New survey reveals extent of skills shortage in Auckland businesses
The Auckland Business Chamber is calling on the government to let in more workers from overseas as many organisations suffer from skills shortages.
The chamber's November Business Confidence Survey found that 57% of businesses are experiencing skills shortage, while 52% said this is for people across the board in terms of skills and experience.
"As one respondent said, the issue is 'staffing, staffing, staffing' and so they're 'afraid our current staff will leave,'" said Simon Bridges, CEO of the Auckland Business Chamber. "This isn't just about immigration for rocket scientists but also lower skilled labour, which is impossible to find right now."
The survey also found that 48% of the respondents believe that business conditions are worse this time, while 54% believe they would deteriorate in the next six months. As a result of the pressures crippling businesses, which include labour costs, 81% of businesses said they have or will need to increase prices.

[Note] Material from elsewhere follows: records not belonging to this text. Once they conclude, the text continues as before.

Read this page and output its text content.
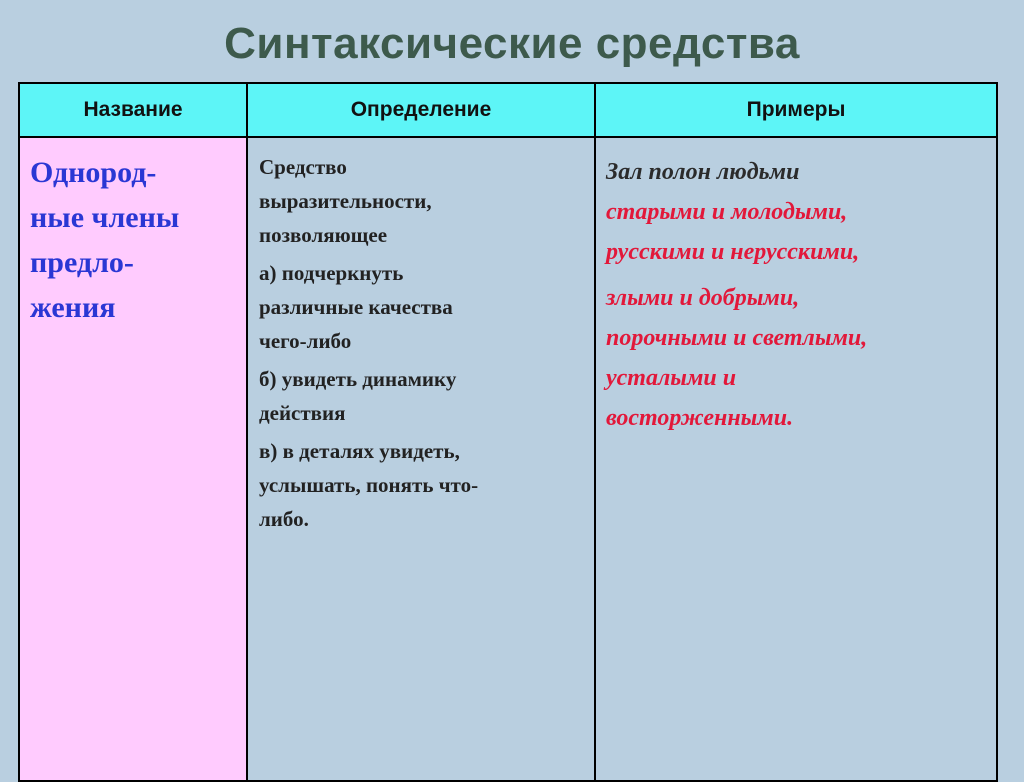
Синтаксические средства
Название	Определение	Примеры
Однород-
ные члены
предло-
жения

Средство
выразительности,
позволяющее

а) подчеркнуть
различные качества
чего-либо

б) увидеть динамику
действия

в) в деталях увидеть,
услышать, понять что-
либо.

Зал полон людьми
старыми и молодыми,
русскими и нерусскими,
злыми и добрыми,
порочными и светлыми,
усталыми и
восторженными.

Bridges said the government should let in more workers to address the problems faced by businesses.
"The main thing the government can do is get immigration moving faster for workers," he said.
New Zealand recently expanded the cap of its Recognised Seasonal Employer (RSE) scheme to 19,000 migrant workers to welcome more talent in the country.

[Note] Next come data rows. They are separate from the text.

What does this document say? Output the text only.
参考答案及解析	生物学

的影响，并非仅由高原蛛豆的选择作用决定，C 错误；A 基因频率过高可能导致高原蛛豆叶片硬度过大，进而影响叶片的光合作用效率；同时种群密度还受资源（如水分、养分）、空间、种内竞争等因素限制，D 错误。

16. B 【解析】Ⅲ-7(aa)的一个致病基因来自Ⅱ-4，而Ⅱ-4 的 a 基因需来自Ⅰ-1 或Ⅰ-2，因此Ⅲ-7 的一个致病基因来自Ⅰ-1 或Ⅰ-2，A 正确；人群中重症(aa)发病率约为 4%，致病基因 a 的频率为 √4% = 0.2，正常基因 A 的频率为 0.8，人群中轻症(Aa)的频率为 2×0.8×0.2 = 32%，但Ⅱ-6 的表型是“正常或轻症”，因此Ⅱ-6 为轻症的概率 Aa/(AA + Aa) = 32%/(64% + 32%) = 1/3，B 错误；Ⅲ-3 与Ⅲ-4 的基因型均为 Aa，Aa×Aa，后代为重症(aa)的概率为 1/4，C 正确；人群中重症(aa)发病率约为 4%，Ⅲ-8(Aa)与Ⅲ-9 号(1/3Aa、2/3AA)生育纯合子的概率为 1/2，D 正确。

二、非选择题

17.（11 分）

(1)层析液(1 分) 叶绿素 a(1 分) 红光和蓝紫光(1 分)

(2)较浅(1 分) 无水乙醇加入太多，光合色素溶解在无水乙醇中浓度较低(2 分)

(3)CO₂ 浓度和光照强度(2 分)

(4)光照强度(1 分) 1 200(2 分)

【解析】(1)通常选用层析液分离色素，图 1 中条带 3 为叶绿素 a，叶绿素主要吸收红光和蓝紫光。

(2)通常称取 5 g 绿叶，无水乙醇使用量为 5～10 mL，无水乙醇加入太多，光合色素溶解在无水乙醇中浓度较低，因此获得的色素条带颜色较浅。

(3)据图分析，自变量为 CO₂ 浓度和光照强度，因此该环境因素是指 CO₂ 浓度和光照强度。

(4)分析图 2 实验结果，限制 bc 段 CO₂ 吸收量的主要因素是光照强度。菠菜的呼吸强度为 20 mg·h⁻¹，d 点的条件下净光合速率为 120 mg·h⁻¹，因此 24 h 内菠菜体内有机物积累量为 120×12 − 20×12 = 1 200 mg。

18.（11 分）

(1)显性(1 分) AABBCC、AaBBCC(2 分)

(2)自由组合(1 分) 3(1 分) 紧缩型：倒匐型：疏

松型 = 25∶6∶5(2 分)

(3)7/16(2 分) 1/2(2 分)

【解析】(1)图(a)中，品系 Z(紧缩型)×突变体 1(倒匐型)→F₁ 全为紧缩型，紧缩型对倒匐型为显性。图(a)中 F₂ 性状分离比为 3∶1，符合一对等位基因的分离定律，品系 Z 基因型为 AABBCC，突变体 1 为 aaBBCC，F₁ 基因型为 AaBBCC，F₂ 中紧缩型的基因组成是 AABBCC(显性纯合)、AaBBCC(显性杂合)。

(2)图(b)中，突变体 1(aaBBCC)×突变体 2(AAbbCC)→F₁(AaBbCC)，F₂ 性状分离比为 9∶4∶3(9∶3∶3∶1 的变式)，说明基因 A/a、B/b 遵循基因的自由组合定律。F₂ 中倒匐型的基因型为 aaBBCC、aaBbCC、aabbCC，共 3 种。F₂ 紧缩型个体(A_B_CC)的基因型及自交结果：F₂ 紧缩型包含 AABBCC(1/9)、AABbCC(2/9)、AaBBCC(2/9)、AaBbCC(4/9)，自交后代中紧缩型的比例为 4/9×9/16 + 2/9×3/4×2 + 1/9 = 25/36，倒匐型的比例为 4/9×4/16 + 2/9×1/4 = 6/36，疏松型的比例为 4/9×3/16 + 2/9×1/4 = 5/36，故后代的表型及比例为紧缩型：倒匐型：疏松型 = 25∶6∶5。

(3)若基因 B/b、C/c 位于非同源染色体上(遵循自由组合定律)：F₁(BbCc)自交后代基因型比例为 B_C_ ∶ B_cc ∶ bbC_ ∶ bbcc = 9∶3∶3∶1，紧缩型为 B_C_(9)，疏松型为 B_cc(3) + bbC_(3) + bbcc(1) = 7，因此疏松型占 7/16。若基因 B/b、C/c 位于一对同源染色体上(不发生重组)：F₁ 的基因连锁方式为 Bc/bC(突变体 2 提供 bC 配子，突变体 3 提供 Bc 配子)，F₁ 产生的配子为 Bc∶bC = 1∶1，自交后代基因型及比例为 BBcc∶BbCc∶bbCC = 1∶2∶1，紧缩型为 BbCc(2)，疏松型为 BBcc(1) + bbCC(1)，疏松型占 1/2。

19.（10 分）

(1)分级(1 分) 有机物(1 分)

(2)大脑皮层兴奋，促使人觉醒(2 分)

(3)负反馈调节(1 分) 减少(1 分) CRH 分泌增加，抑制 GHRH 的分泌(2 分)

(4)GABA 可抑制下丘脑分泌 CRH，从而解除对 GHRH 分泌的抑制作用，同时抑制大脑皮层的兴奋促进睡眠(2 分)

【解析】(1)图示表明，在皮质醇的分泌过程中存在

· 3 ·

"The additional 3,000 places is a 19% increase on the previous season and acknowledges the industry's current needs based on strong growth, and the lower number of working holiday-makers onshore right now," Immigration Minister Michael Wood said.
In addition to expanding the scheme, the government announced that employers would be required to provide sick leave to RSE employees, following allegations of poor living conditions for the workforce.
The government also introduced the Worker Protection (Migrant and Other Employees) Bill, which seeks to implement new measures to combat exploitation of migrant workers and prevent non-compliance by employers.
In addition to these new measures, New Zealand is scheduled to hike migrant worker wages to $29.66 starting Feb. 27.